Dear God, I’m going to follow up on the episode of Ted Lasso I mentioned last night because I’ve been thinking about it a little more–okay, a lot more.

There is a part where one character is asked what he would say to another one if he could. He responded, “F*** you.” Then he was asked if there was anything else he would say. He said, “Yeah. Thank you.” This was right before he was encouraged to forgive because of the benefits to himself (see yesterday’s prayer). Later, the character asking the question ended up having a conversation with someone he was hurt by and just started saying, “Thank you for…” and then, “F*** you for…” This went on for a couple of minutes, but it cleared the air on some things.

So I was lying in bed last night and thinking about the things I need to forgive and as well as the forgiveness that needs to be extended to me. In terms of the wrongs done to me–the justice that needs to be served on my behalf–I thought about sitting down today and writing a “Thank you/F*** you” list. Two columns on a sheet of paper. Thank yous on the left and f*** yous on the right. Would that be cathartic for me? I imagined some of the things I would start to write down in each column. How would that feel? Is that what I need? Will that help me let go?

Then I thought about you. What about your list for me? What about the final judgment and when I stand before you. Will there be a long “f*** you” list in your hands as you look at me? What could I possibly say or do in front of you and your list for me? I am doomed.

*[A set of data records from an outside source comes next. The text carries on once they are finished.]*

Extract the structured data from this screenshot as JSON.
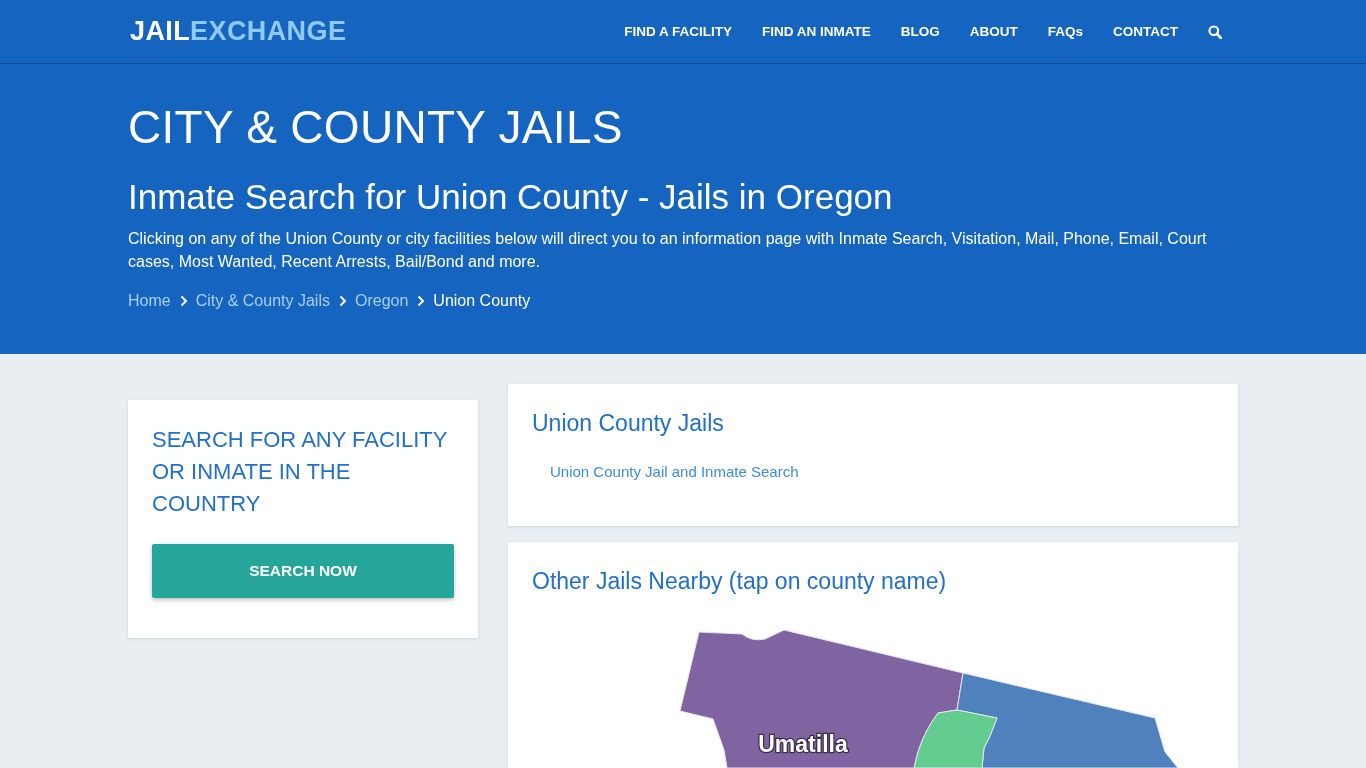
{
  "header": {
    "logo": {
      "first": "JAIL",
      "second": "EXCHANGE"
    },
    "nav": [
      "FIND A FACILITY",
      "FIND AN INMATE",
      "BLOG",
      "ABOUT",
      "FAQs",
      "CONTACT"
    ]
  },
  "hero": {
    "title": "CITY & COUNTY JAILS",
    "subtitle": "Inmate Search for Union County - Jails in Oregon",
    "description": "Clicking on any of the Union County or city facilities below will direct you to an information page with Inmate Search, Visitation, Mail, Phone, Email, Court cases, Most Wanted, Recent Arrests, Bail/Bond and more.",
    "breadcrumb": [
      {
        "label": "Home",
        "current": false
      },
      {
        "label": "City & County Jails",
        "current": false
      },
      {
        "label": "Oregon",
        "current": false
      },
      {
        "label": "Union County",
        "current": true
      }
    ]
  },
  "search_panel": {
    "title": "SEARCH FOR ANY FACILITY OR INMATE IN THE COUNTRY",
    "button": "SEARCH NOW"
  },
  "jails_panel": {
    "title": "Union County Jails",
    "links": [
      "Union County Jail and Inmate Search"
    ]
  },
  "nearby_panel": {
    "title": "Other Jails Nearby (tap on county name)",
    "map": {
      "regions": [
        {
          "name": "Umatilla",
          "color": "#8064a2"
        },
        {
          "color": "#4f81bd"
        },
        {
          "color": "#62cd8f"
        }
      ]
    }
  }
}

But that’s not what you did or will do. You made this amazing sacrifice for me. You did the most extraordinary thing for me. You didn’t only send a sacrifice. You sent part of you to earth. You came through a birth canal just like I did. You grew up poorer than I did. You suffered greater than I ever have. You submitted to all of that and then death, just so I could stand before you at the final judgment–so I could sit here before you even now–and worship you. Is the f*** you list there? Yes. Does it exist? You bet. Do I add to it every day? Unfortunately, yes. But here’s the thing. You can’t see that list. It just as well be as far from you as the east is from the west because you can’t see it through Jesus’s blood. I am redeemed. I don’t have anything to win or prove. It’s amazing.

Father, I don’t need to see the f*** you list I could develop for others any more than you need to see the one you have for me. When I see them–when I think of them–all I need to see is them through Jesus. As much as my sins can be as far as the east is from the west, so can their trespasses against me be from me. I am redeemed. They are redeemed. We are redeemed. Help me to truly forgive, and let that forgiveness–your forgiveness–enter the world, at least a little bit, through my life as it is submitted to you.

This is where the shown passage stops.